The motion questioned plaintiffs’ attempts to block the eCourts rollout from moving forward. “Injunctive relief is available only against conduct violating the Constitution,” O’Brien wrote. “While the Amended Complaint repeatedly uses the conclusory terms ‘unlawful,’ ‘unconstitutional’ and ‘deprivation of liberty,’ it fails to sufficiently allege a violation of the Constitution, much less a violation of the Constitution directly involving Defendants Boyce or Fowler. Plaintiffs don’t even allege a federal right that Defendants Boyce and Fowler have violated.”
The motion referenced a common theme in the lawsuit’s complaints. “The majority of the allegations relate to orders for arrest that appeared valid in eWarrants, but were allegedly either already served, issued in a now dismissed case, recalled, or issued in error,” O’Brien wrote. “Plaintiff blames this upon negligence, either by the Sheriff Defendants and/or the Clerk Defendants, or by defects in the eCourts software.”

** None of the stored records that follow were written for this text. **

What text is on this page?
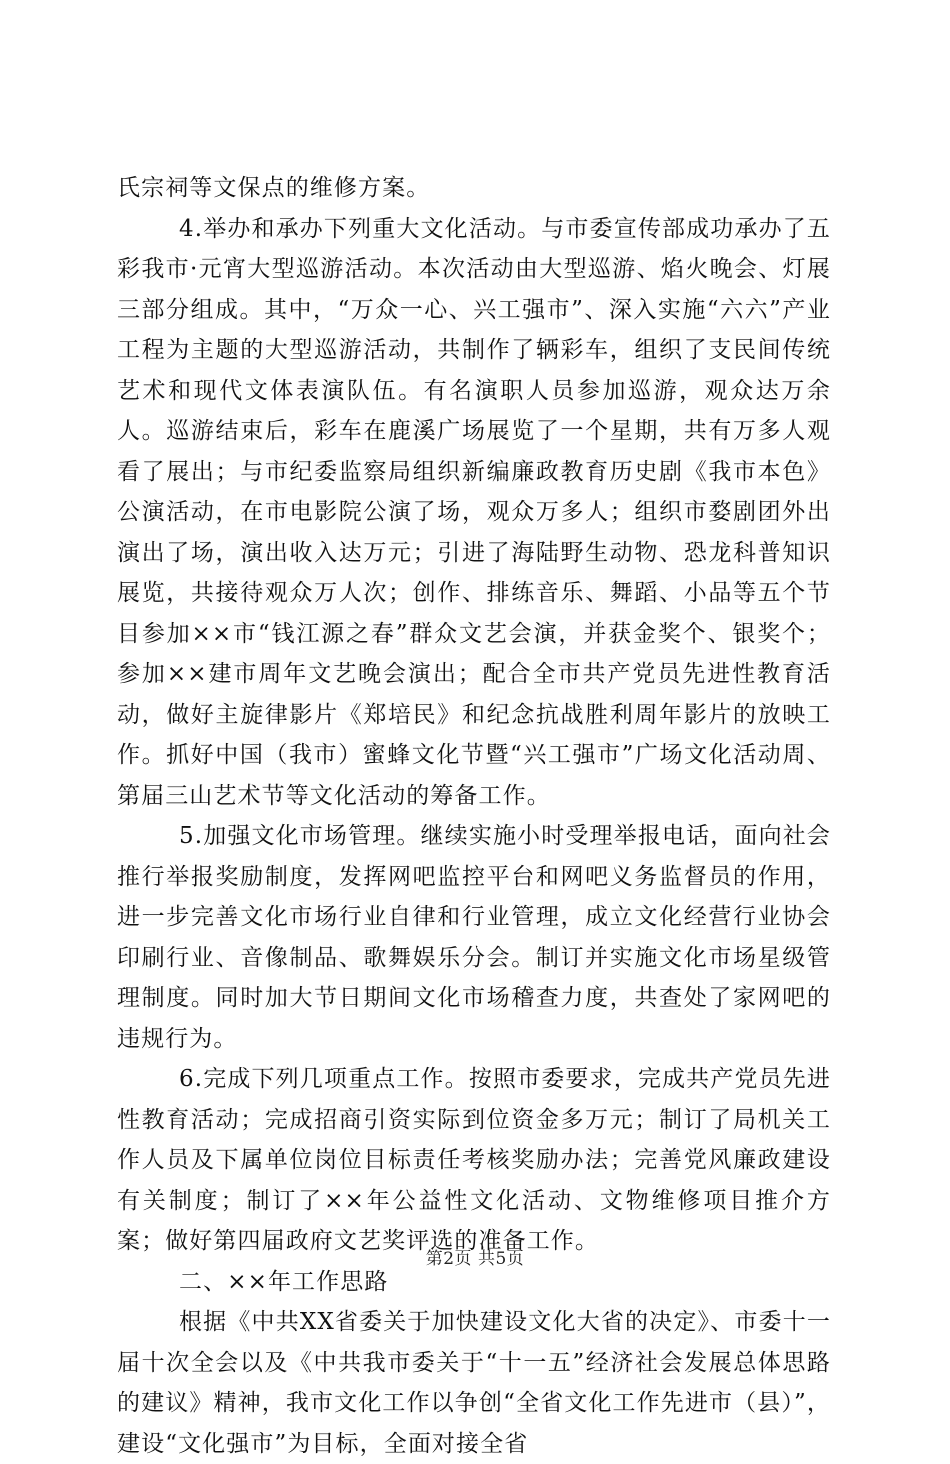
氏宗祠等文保点的维修方案。

4.举办和承办下列重大文化活动。与市委宣传部成功承办了五彩我市·元宵大型巡游活动。本次活动由大型巡游、焰火晚会、灯展三部分组成。其中，“万众一心、兴工强市”、深入实施“六六”产业工程为主题的大型巡游活动，共制作了辆彩车，组织了支民间传统艺术和现代文体表演队伍。有名演职人员参加巡游，观众达万余人。巡游结束后，彩车在鹿溪广场展览了一个星期，共有万多人观看了展出；与市纪委监察局组织新编廉政教育历史剧《我市本色》公演活动，在市电影院公演了场，观众万多人；组织市婺剧团外出演出了场，演出收入达万元；引进了海陆野生动物、恐龙科普知识展览，共接待观众万人次；创作、排练音乐、舞蹈、小品等五个节目参加××市“钱江源之春”群众文艺会演，并获金奖个、银奖个；参加××建市周年文艺晚会演出；配合全市共产党员先进性教育活动，做好主旋律影片《郑培民》和纪念抗战胜利周年影片的放映工作。抓好中国（我市）蜜蜂文化节暨“兴工强市”广场文化活动周、第届三山艺术节等文化活动的筹备工作。

5.加强文化市场管理。继续实施小时受理举报电话，面向社会推行举报奖励制度，发挥网吧监控平台和网吧义务监督员的作用，进一步完善文化市场行业自律和行业管理，成立文化经营行业协会印刷行业、音像制品、歌舞娱乐分会。制订并实施文化市场星级管理制度。同时加大节日期间文化市场稽查力度，共查处了家网吧的违规行为。

6.完成下列几项重点工作。按照市委要求，完成共产党员先进性教育活动；完成招商引资实际到位资金多万元；制订了局机关工作人员及下属单位岗位目标责任考核奖励办法；完善党风廉政建设有关制度；制订了××年公益性文化活动、文物维修项目推介方案；做好第四届政府文艺奖评选的准备工作。

二、××年工作思路

根据《中共XX省委关于加快建设文化大省的决定》、市委十一届十次全会以及《中共我市委关于“十一五”经济社会发展总体思路的建议》精神，我市文化工作以争创“全省文化工作先进市（县）”，建设“文化强市”为目标，全面对接全省

第2页 共5页
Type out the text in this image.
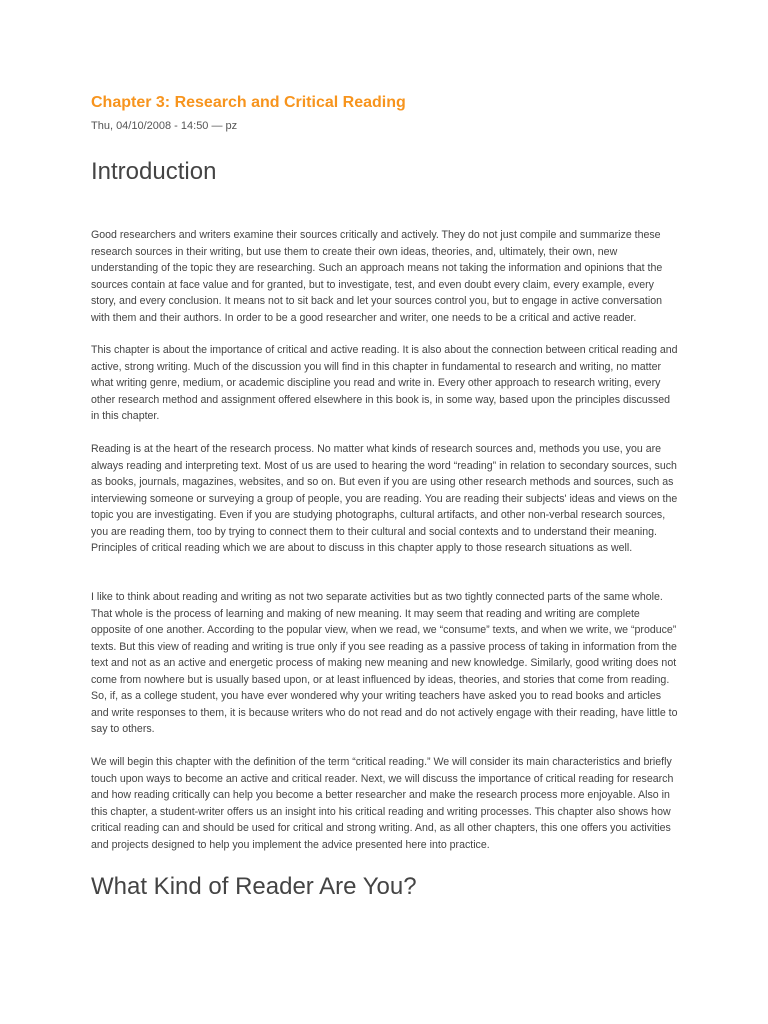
Chapter 3: Research and Critical Reading
Thu, 04/10/2008 - 14:50 — pz
Introduction

Good researchers and writers examine their sources critically and actively. They do not just compile and summarize these research sources in their writing, but use them to create their own ideas, theories, and, ultimately, their own, new understanding of the topic they are researching. Such an approach means not taking the information and opinions that the sources contain at face value and for granted, but to investigate, test, and even doubt every claim, every example, every story, and every conclusion. It means not to sit back and let your sources control you, but to engage in active conversation with them and their authors. In order to be a good researcher and writer, one needs to be a critical and active reader.

This chapter is about the importance of critical and active reading. It is also about the connection between critical reading and active, strong writing. Much of the discussion you will find in this chapter in fundamental to research and writing, no matter what writing genre, medium, or academic discipline you read and write in. Every other approach to research writing, every other research method and assignment offered elsewhere in this book is, in some way, based upon the principles discussed in this chapter.

Reading is at the heart of the research process. No matter what kinds of research sources and, methods you use, you are always reading and interpreting text. Most of us are used to hearing the word “reading” in relation to secondary sources, such as books, journals, magazines, websites, and so on. But even if you are using other research methods and sources, such as interviewing someone or surveying a group of people, you are reading. You are reading their subjects' ideas and views on the topic you are investigating. Even if you are studying photographs, cultural artifacts, and other non-verbal research sources, you are reading them, too by trying to connect them to their cultural and social contexts and to understand their meaning. Principles of critical reading which we are about to discuss in this chapter apply to those research situations as well.

I like to think about reading and writing as not two separate activities but as two tightly connected parts of the same whole. That whole is the process of learning and making of new meaning. It may seem that reading and writing are complete opposite of one another. According to the popular view, when we read, we “consume” texts, and when we write, we “produce” texts. But this view of reading and writing is true only if you see reading as a passive process of taking in information from the text and not as an active and energetic process of making new meaning and new knowledge. Similarly, good writing does not come from nowhere but is usually based upon, or at least influenced by ideas, theories, and stories that come from reading. So, if, as a college student, you have ever wondered why your writing teachers have asked you to read books and articles and write responses to them, it is because writers who do not read and do not actively engage with their reading, have little to say to others.

We will begin this chapter with the definition of the term “critical reading.” We will consider its main characteristics and briefly touch upon ways to become an active and critical reader. Next, we will discuss the importance of critical reading for research and how reading critically can help you become a better researcher and make the research process more enjoyable. Also in this chapter, a student-writer offers us an insight into his critical reading and writing processes. This chapter also shows how critical reading can and should be used for critical and strong writing. And, as all other chapters, this one offers you activities and projects designed to help you implement the advice presented here into practice.

What Kind of Reader Are You?
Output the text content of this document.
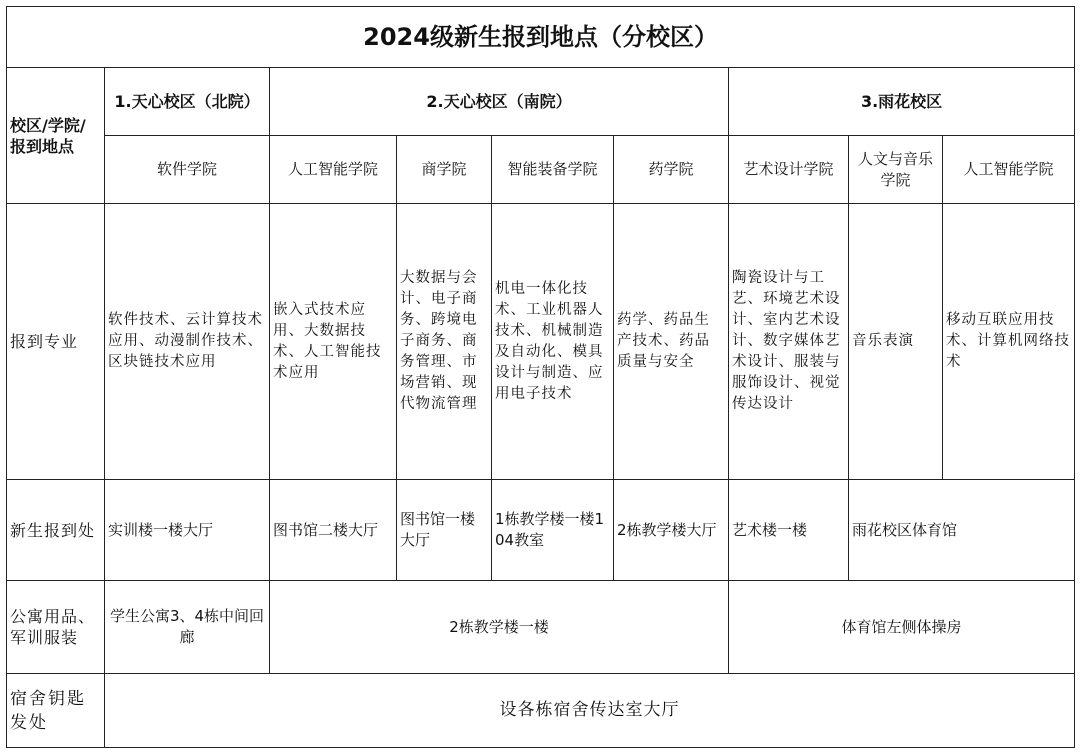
2024级新生报到地点（分校区）								
校区/学院/报到地点	1.天心校区（北院）	2.天心校区（南院）				3.雨花校区		
	软件学院	人工智能学院	商学院	智能装备学院	药学院	艺术设计学院	人文与音乐学院	人工智能学院
报到专业	软件技术、云计算技术应用、动漫制作技术、区块链技术应用	嵌入式技术应用、大数据技术、人工智能技术应用	大数据与会计、电子商务、跨境电子商务、商务管理、市场营销、现代物流管理	机电一体化技术、工业机器人技术、机械制造及自动化、模具设计与制造、应用电子技术	药学、药品生产技术、药品质量与安全	陶瓷设计与工艺、环境艺术设计、室内艺术设计、数字媒体艺术设计、服装与服饰设计、视觉传达设计	音乐表演	移动互联应用技术、计算机网络技术
新生报到处	实训楼一楼大厅	图书馆二楼大厅	图书馆一楼大厅	1栋教学楼一楼104教室	2栋教学楼大厅	艺术楼一楼	雨花校区体育馆	
公寓用品、军训服装	学生公寓3、4栋中间回廊	2栋教学楼一楼				体育馆左侧体操房		
宿舍钥匙发处	设各栋宿舍传达室大厅							
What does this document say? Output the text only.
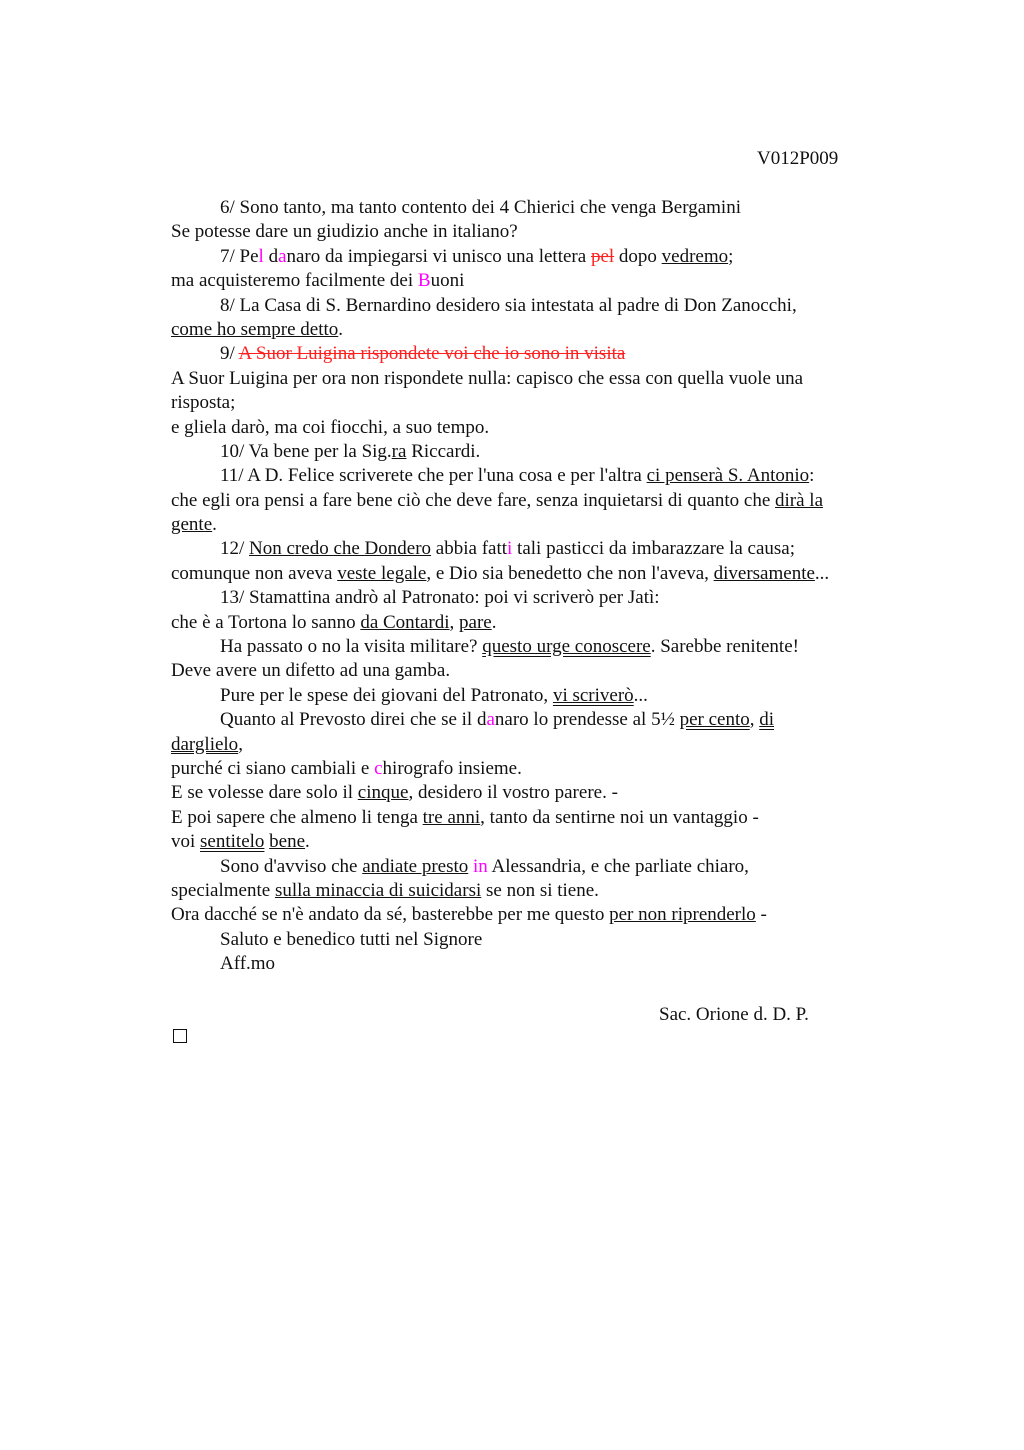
V012P009
6/ Sono tanto, ma tanto contento dei 4 Chierici che venga Bergamini
Se potesse dare un giudizio anche in italiano?
7/ Pel danaro da impiegarsi vi unisco una lettera pel dopo vedremo;
ma acquisteremo facilmente dei Buoni
8/ La Casa di S. Bernardino desidero sia intestata al padre di Don Zanocchi,
come ho sempre detto.
9/ A Suor Luigina rispondete voi che io sono in visita
A Suor Luigina per ora non rispondete nulla: capisco che essa con quella vuole una
risposta;
e gliela darò, ma coi fiocchi, a suo tempo.
10/ Va bene per la Sig.ra Riccardi.
11/ A D. Felice scriverete che per l'una cosa e per l'altra ci penserà S. Antonio:
che egli ora pensi a fare bene ciò che deve fare, senza inquietarsi di quanto che dirà la
gente.
12/ Non credo che Dondero abbia fatti tali pasticci da imbarazzare la causa;
comunque non aveva veste legale, e Dio sia benedetto che non l'aveva, diversamente...
13/ Stamattina andrò al Patronato: poi vi scriverò per Jatì:
che è a Tortona lo sanno da Contardi, pare.
Ha passato o no la visita militare? questo urge conoscere. Sarebbe renitente!
Deve avere un difetto ad una gamba.
Pure per le spese dei giovani del Patronato, vi scriverò...
Quanto al Prevosto direi che se il danaro lo prendesse al 5½ per cento, di
darglielo,
purché ci siano cambiali e chirografo insieme.
E se volesse dare solo il cinque, desidero il vostro parere. -
E poi sapere che almeno li tenga tre anni, tanto da sentirne noi un vantaggio -
voi sentitelo bene.
Sono d'avviso che andiate presto in Alessandria, e che parliate chiaro,
specialmente sulla minaccia di suicidarsi se non si tiene.
Ora dacché se n'è andato da sé, basterebbe per me questo per non riprenderlo -
Saluto e benedico tutti nel Signore
Aff.mo
Sac. Orione d. D. P.
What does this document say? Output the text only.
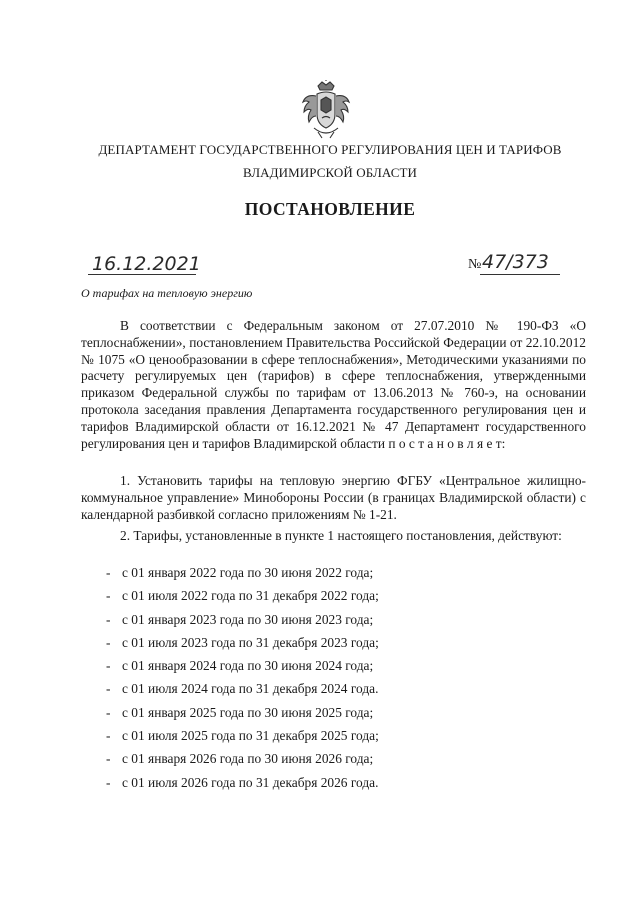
ДЕПАРТАМЕНТ ГОСУДАРСТВЕННОГО РЕГУЛИРОВАНИЯ ЦЕН И ТАРИФОВ
ВЛАДИМИРСКОЙ ОБЛАСТИ
ПОСТАНОВЛЕНИЕ
16.12.2021	№ 47/373
О тарифах на тепловую энергию
В соответствии с Федеральным законом от 27.07.2010 № 190-ФЗ «О теплоснабжении», постановлением Правительства Российской Федерации от 22.10.2012 № 1075 «О ценообразовании в сфере теплоснабжения», Методическими указаниями по расчету регулируемых цен (тарифов) в сфере теплоснабжения, утвержденными приказом Федеральной службы по тарифам от 13.06.2013 № 760-э, на основании протокола заседания правления Департамента государственного регулирования цен и тарифов Владимирской области от 16.12.2021 № 47 Департамент государственного регулирования цен и тарифов Владимирской области п о с т а н о в л я е т:
1. Установить тарифы на тепловую энергию ФГБУ «Центральное жилищно-коммунальное управление» Минобороны России (в границах Владимирской области) с календарной разбивкой согласно приложениям № 1-21.
2. Тарифы, установленные в пункте 1 настоящего постановления, действуют:
- с 01 января 2022 года по 30 июня 2022 года;
- с 01 июля 2022 года по 31 декабря 2022 года;
- с 01 января 2023 года по 30 июня 2023 года;
- с 01 июля 2023 года по 31 декабря 2023 года;
- с 01 января 2024 года по 30 июня 2024 года;
- с 01 июля 2024 года по 31 декабря 2024 года.
- с 01 января 2025 года по 30 июня 2025 года;
- с 01 июля 2025 года по 31 декабря 2025 года;
- с 01 января 2026 года по 30 июня 2026 года;
- с 01 июля 2026 года по 31 декабря 2026 года.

“However, detention pursuant to a facially valid warrant later determined to be served, recalled, or issued in error, does not, without more, violate due process, and thus is not constitutionally unlawful,” she added.
The eCourts system “empowers the public with electronic filing and a free online search Portal to display court records and case events,” according to an AOC news release. The system includes eWarrants and Enforcement Mobile, “which integrate law enforcement processes with the court system.” Guide and File helps “self-represented users create and electronically file common legal actions through automated interviews.”